Hermitian operators have real eigenvalues.

Proof

Let $\hat{H}$ be a Hermitian operator on an inner product space $V$ over the field of complex numbers, $\C$. That is, $\hat{H}=\hat{H}^\dagger$.

Then for an eigenvector $\mid x \rangle \in V, \mid x \rangle \not= \mid 0 \rangle$ and eigenvalue $\lambda \in \C$,

$\hat{H}\mid x \rangle= \lambda \mid x \rangle$

We know for a general operator $\hat{A}$ on $V$, the following holds:

$\langle x \mid \hat{A} \mid y \rangle = \langle y \mid \hat{A}^\dagger \mid x \rangle^*$ for any $\mid x \rangle , \mid y \rangle \in V$, where $^*$ denotes the complex conjugate.

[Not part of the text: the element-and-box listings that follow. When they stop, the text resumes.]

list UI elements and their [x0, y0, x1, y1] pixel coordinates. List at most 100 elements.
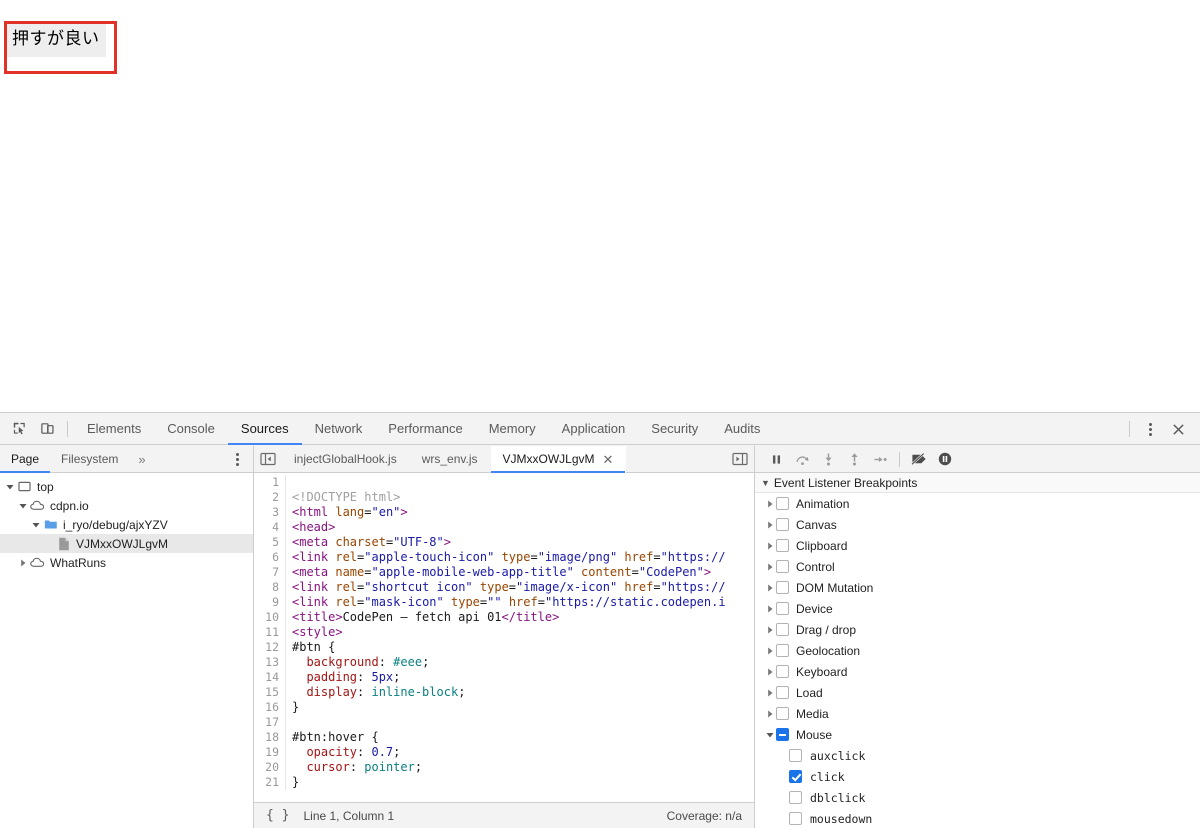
breakpoint-checkbox[interactable]: [776, 560, 789, 573]
device-toolbar-icon[interactable]: [33, 416, 61, 442]
line-number[interactable]: 21: [254, 775, 286, 790]
pause-on-exceptions-icon[interactable]: [932, 447, 958, 472]
inspect-element-icon[interactable]: [5, 416, 33, 442]
breakpoint-checkbox[interactable]: [776, 518, 789, 531]
tree-item-top[interactable]: top: [0, 477, 253, 496]
breakpoint-checkbox[interactable]: [776, 728, 789, 741]
breakpoint-category-row[interactable]: Drag / drop: [755, 619, 1200, 640]
line-number[interactable]: 1: [254, 475, 286, 490]
line-number[interactable]: 11: [254, 625, 286, 640]
tree-item-file-vjmxxowjlgvm[interactable]: VJMxxOWJLgvM: [0, 534, 253, 553]
twisty-closed-icon[interactable]: [763, 521, 776, 529]
editor-tab-wrs-env[interactable]: wrs_env.js: [410, 446, 491, 473]
line-number[interactable]: 4: [254, 520, 286, 535]
tab-elements[interactable]: Elements: [74, 413, 154, 445]
line-number[interactable]: 14: [254, 670, 286, 685]
breakpoint-category-row[interactable]: Geolocation: [755, 640, 1200, 661]
line-number[interactable]: 3: [254, 505, 286, 520]
navigator-tab-page[interactable]: Page: [0, 446, 51, 473]
breakpoint-checkbox[interactable]: [789, 749, 802, 762]
line-number[interactable]: 10: [254, 610, 286, 625]
step-icon[interactable]: [867, 447, 893, 472]
twisty-closed-icon[interactable]: [763, 542, 776, 550]
show-navigator-icon[interactable]: [254, 446, 282, 473]
navigator-tab-filesystem[interactable]: Filesystem: [50, 446, 129, 473]
breakpoint-category-row[interactable]: Keyboard: [755, 661, 1200, 682]
twisty-closed-icon[interactable]: [763, 647, 776, 655]
breakpoint-checkbox[interactable]: [789, 812, 802, 825]
breakpoint-category-row[interactable]: Control: [755, 556, 1200, 577]
line-number[interactable]: 13: [254, 655, 286, 670]
breakpoint-checkbox[interactable]: [776, 623, 789, 636]
step-over-icon[interactable]: [789, 447, 815, 472]
line-number[interactable]: 18: [254, 730, 286, 745]
line-number[interactable]: 17: [254, 715, 286, 730]
twisty-closed-icon[interactable]: [763, 563, 776, 571]
breakpoint-checkbox[interactable]: [776, 539, 789, 552]
line-number[interactable]: 12: [254, 640, 286, 655]
breakpoint-category-row[interactable]: Canvas: [755, 514, 1200, 535]
twisty-closed-icon[interactable]: [763, 668, 776, 676]
tab-security[interactable]: Security: [638, 413, 711, 445]
tree-item-whatruns[interactable]: WhatRuns: [0, 553, 253, 572]
line-number[interactable]: 8: [254, 580, 286, 595]
twisty-closed-icon[interactable]: [763, 500, 776, 508]
breakpoint-checkbox[interactable]: [776, 707, 789, 720]
twisty-open-icon[interactable]: [17, 496, 29, 515]
breakpoint-checkbox[interactable]: [789, 791, 802, 804]
navigator-overflow-icon[interactable]: »: [129, 446, 154, 473]
breakpoint-checkbox[interactable]: [776, 602, 789, 615]
step-into-icon[interactable]: [815, 447, 841, 472]
step-out-icon[interactable]: [841, 447, 867, 472]
tab-console[interactable]: Console: [154, 413, 228, 445]
twisty-open-icon[interactable]: [763, 731, 776, 739]
line-number[interactable]: 19: [254, 745, 286, 760]
breakpoint-checkbox[interactable]: [776, 581, 789, 594]
tab-network[interactable]: Network: [302, 413, 376, 445]
tab-audits[interactable]: Audits: [711, 413, 773, 445]
line-number[interactable]: 16: [254, 700, 286, 715]
line-number[interactable]: 5: [254, 535, 286, 550]
breakpoint-category-row[interactable]: Load: [755, 682, 1200, 703]
editor-tab-injectglobalhook[interactable]: injectGlobalHook.js: [282, 446, 410, 473]
breakpoint-checkbox[interactable]: [789, 770, 802, 783]
line-number[interactable]: 7: [254, 565, 286, 580]
more-options-icon[interactable]: [1136, 416, 1164, 442]
event-listener-breakpoints-header[interactable]: ▼ Event Listener Breakpoints: [755, 473, 1200, 493]
twisty-closed-icon[interactable]: [763, 689, 776, 697]
show-debugger-icon[interactable]: [726, 446, 754, 473]
twisty-closed-icon[interactable]: [17, 553, 29, 572]
twisty-open-icon[interactable]: [30, 515, 42, 534]
tab-sources[interactable]: Sources: [227, 413, 302, 445]
tree-item-folder[interactable]: i_ryo/debug/ajxYZV: [0, 515, 253, 534]
breakpoint-event-row[interactable]: auxclick: [755, 745, 1200, 766]
breakpoint-category-row[interactable]: DOM Mutation: [755, 577, 1200, 598]
breakpoint-event-row[interactable]: mousedown: [755, 808, 1200, 828]
line-number[interactable]: 20: [254, 760, 286, 775]
line-number[interactable]: 2: [254, 490, 286, 505]
breakpoint-checkbox[interactable]: [776, 644, 789, 657]
deactivate-breakpoints-icon[interactable]: [906, 447, 932, 472]
breakpoint-category-row[interactable]: Device: [755, 598, 1200, 619]
editor-tab-vjmxxowjlgvm[interactable]: VJMxxOWJLgvM ✕: [490, 445, 627, 473]
line-number[interactable]: 15: [254, 685, 286, 700]
pause-script-icon[interactable]: [763, 447, 789, 472]
breakpoint-checkbox[interactable]: [776, 686, 789, 699]
close-devtools-icon[interactable]: [1164, 416, 1192, 442]
breakpoint-event-row[interactable]: dblclick: [755, 787, 1200, 808]
tab-performance[interactable]: Performance: [375, 413, 475, 445]
breakpoint-category-row[interactable]: Animation: [755, 493, 1200, 514]
twisty-closed-icon[interactable]: [763, 605, 776, 613]
tab-application[interactable]: Application: [549, 413, 639, 445]
twisty-open-icon[interactable]: [4, 477, 16, 496]
code-editor[interactable]: 1 2 <!DOCTYPE html> 3 <html lang="en"> 4 <head…: [254, 473, 754, 802]
breakpoint-category-row[interactable]: Mouse: [755, 724, 1200, 745]
breakpoint-checkbox[interactable]: [776, 497, 789, 510]
breakpoint-event-row[interactable]: click: [755, 766, 1200, 787]
pretty-print-icon[interactable]: { }: [266, 808, 289, 823]
tab-memory[interactable]: Memory: [476, 413, 549, 445]
close-icon[interactable]: ✕: [603, 453, 614, 466]
twisty-closed-icon[interactable]: [763, 626, 776, 634]
twisty-closed-icon[interactable]: [763, 710, 776, 718]
breakpoint-category-row[interactable]: Media: [755, 703, 1200, 724]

Noting $\hat{H}=\hat{H}^\dagger$ gives:

$\langle x \mid \hat{H} \mid y \rangle = \langle y \mid \hat{H} \mid x \rangle^*$

Now we compute:

$\langle x \mid \hat{H} \mid x \rangle = \langle x \mid (\hat{H} \mid x \rangle) = \langle x \mid \lambda \mid x \rangle = \lambda \langle x \mid x \rangle$

Using our previous result,

$\langle x \mid \hat{H} \mid x \rangle = \langle x \mid \hat{H} \mid x \rangle^* = \lambda \langle x \mid x \rangle$

gives

$\lambda \langle x \mid x \rangle = (\lambda \langle x \mid x \rangle)^*$

Recalling the conjugate symmetry property of the inner product, we can see that:

$\langle x \mid x \rangle = \langle x \mid x \rangle^*$

which is true if and only if $\langle x \mid x \rangle \in \R$.

So

$\lambda \langle x \mid x \rangle = \lambda^* \langle x \mid x \rangle$

$\lambda = \lambda^*$

Therefore $\lambda \in \R$.

$\blacksquare$